Where that ‘deeper water’ is, I don’t know. I do know, though, that I am being called to not return to Haiti long term once my time here in June ends. God is faithful; He loves us too much to answer our prayers at any other time than the right time, so I trust that He will show me where the ‘deeper water’ is at the right time.
The second part of that particular scripture I provided has Simon Peter reminding Jesus that he is a sinful man; that he is not worthy of the life that Jesus has to offer him. Jesus then gently tells Simon Peter to not be afraid; He knows that Simon Peter is sinful, yet He plans on using him in His grand plan more than Simon could ever have known at that moment. He plans on having him and the other disciples “fish for people”, bringing them the good news that Jesus has to offer the broken world.

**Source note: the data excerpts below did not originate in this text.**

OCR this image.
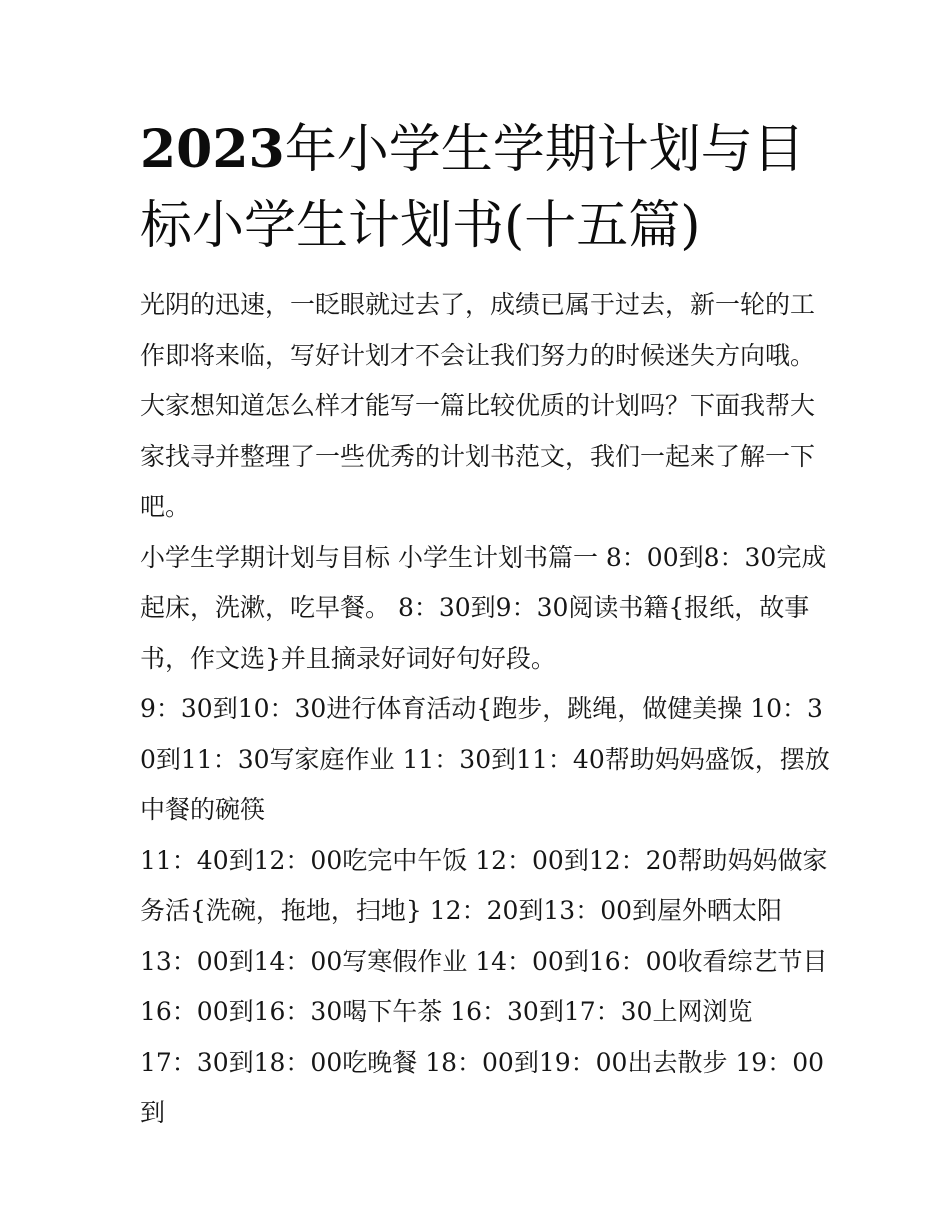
2023年小学生学期计划与目标小学生计划书(十五篇)

光阴的迅速，一眨眼就过去了，成绩已属于过去，新一轮的工作即将来临，写好计划才不会让我们努力的时候迷失方向哦。大家想知道怎么样才能写一篇比较优质的计划吗？下面我帮大家找寻并整理了一些优秀的计划书范文，我们一起来了解一下吧。

小学生学期计划与目标 小学生计划书篇一 8：00到8：30完成起床，洗漱，吃早餐。 8：30到9：30阅读书籍{报纸，故事书，作文选}并且摘录好词好句好段。

9：30到10：30进行体育活动{跑步，跳绳，做健美操 10：30到11：30写家庭作业 11：30到11：40帮助妈妈盛饭，摆放中餐的碗筷

11：40到12：00吃完中午饭 12：00到12：20帮助妈妈做家务活{洗碗，拖地，扫地} 12：20到13：00到屋外晒太阳

13：00到14：00写寒假作业 14：00到16：00收看综艺节目

16：00到16：30喝下午茶 16：30到17：30上网浏览

17：30到18：00吃晚餐 18：00到19：00出去散步 19：00到
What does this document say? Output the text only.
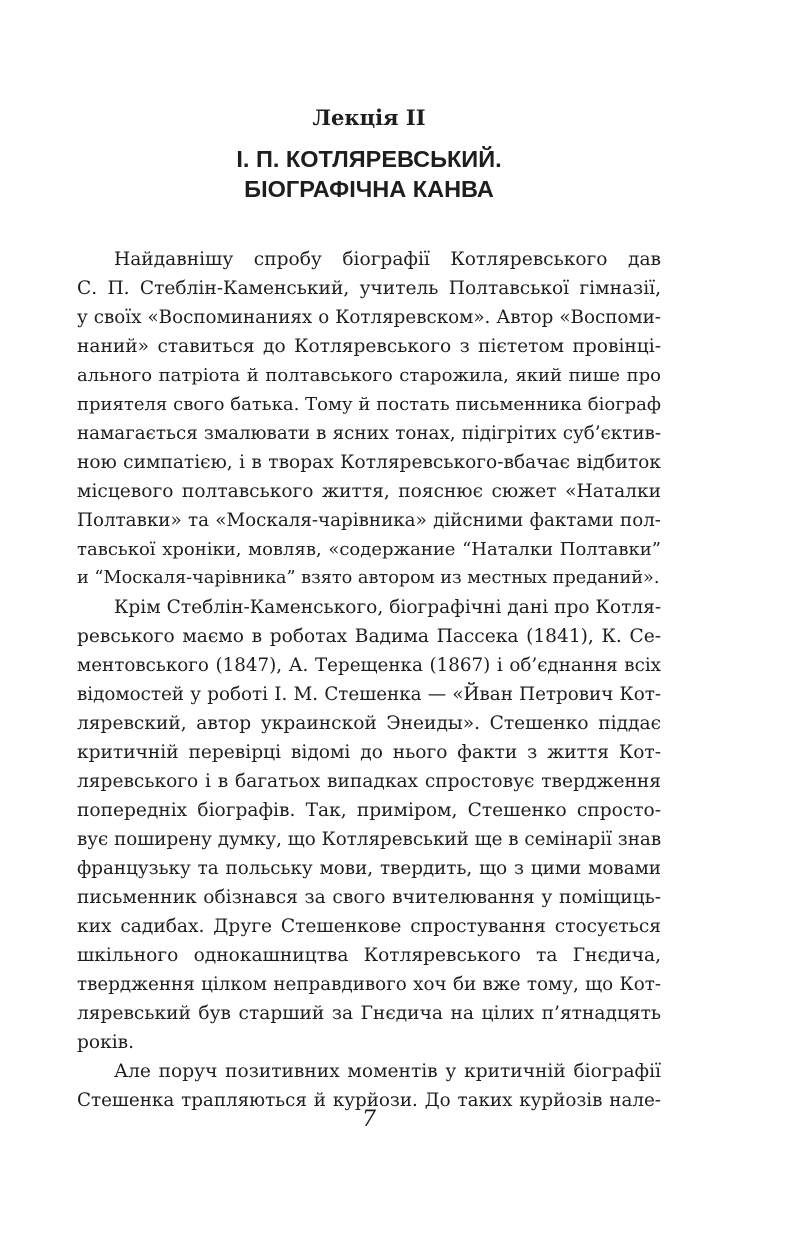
Лекція ІІ
І. П. КОТЛЯРЕВСЬКИЙ.
БІОГРАФІЧНА КАНВА
Найдавнішу спробу біографії Котляревського дав
С. П. Стеблін-Каменський, учитель Полтавської гімназії,
у своїх «Воспоминаниях о Котляревском». Автор «Воспоми-
наний» ставиться до Котляревського з пієтетом провінці-
ального патріота й полтавського старожила, який пише про
приятеля свого батька. Тому й постать письменника біограф
намагається змалювати в ясних тонах, підігрітих суб’єктив-
ною симпатією, і в творах Котляревського-вбачає відбиток
місцевого полтавського життя, пояснює сюжет «Наталки
Полтавки» та «Москаля-чарівника» дійсними фактами пол-
тавської хроніки, мовляв, «содержание “Наталки Полтавки”
и “Москаля-чарівника” взято автором из местных преданий».
Крім Стеблін-Каменського, біографічні дані про Котля-
ревського маємо в роботах Вадима Пассека (1841), К. Се-
ментовського (1847), А. Терещенка (1867) і об’єднання всіх
відомостей у роботі І. М. Стешенка — «Йван Петрович Кот-
ляревский, автор украинской Энеиды». Стешенко піддає
критичній перевірці відомі до нього факти з життя Кот-
ляревського і в багатьох випадках спростовує твердження
попередніх біографів. Так, приміром, Стешенко спросто-
вує поширену думку, що Котляревський ще в семінарії знав
французьку та польську мови, твердить, що з цими мовами
письменник обізнався за свого вчителювання у поміщиць-
ких садибах. Друге Стешенкове спростування стосується
шкільного однокашництва Котляревського та Гнєдича,
твердження цілком неправдивого хоч би вже тому, що Кот-
ляревський був старший за Гнєдича на цілих п’ятнадцять
років.
Але поруч позитивних моментів у критичній біографії
Стешенка трапляються й курйози. До таких курйозів нале-
7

Like Simon Peter, I know that I am sinful. Boy, do I know it. But, Jesus has been patient with me these past several months, helping me extricate myself from the guilt and shame that comes from my sin, and showing me His unending love for me. The love, hope, peace, and light that Jesus has brought into my life are things that I can’t keep to myself; I have to share them, I WANT to share them. No matter where I end up in my life, I will always be “fishing for people”, doing my best to bring them that same love, hope, peace, and light that Jesus offered me, and that continues to change my life.
So, in June, I will be ending my time in Haiti; I will not, however, be ending my partnership with Mission of Hope International. They are an organization that I have come to love, and I plan on working with and supporting them in any capacity that I can. We are currently in the works of how we can put that plan into action, while I am in the States doing whatever else God has planned for me there, so stay tuned for more information on that. Upon my return to the States, God has me as camp director at the Koinonia Day & YAS Camp in West Newbury, Massachusetts through the end of August. From there on is my ‘deeper water’ where Jesus is asking me to push further out into. I hope that you will continue to join me in prayer about where God wants this boat to go next.
I am so thankful for all of you in your support of me and my mission these past several months. I am looking forward to these last three months here, as I know that they will be a beautiful end to, what I can confidently say, has been the most life-changing chapter of my life thus far.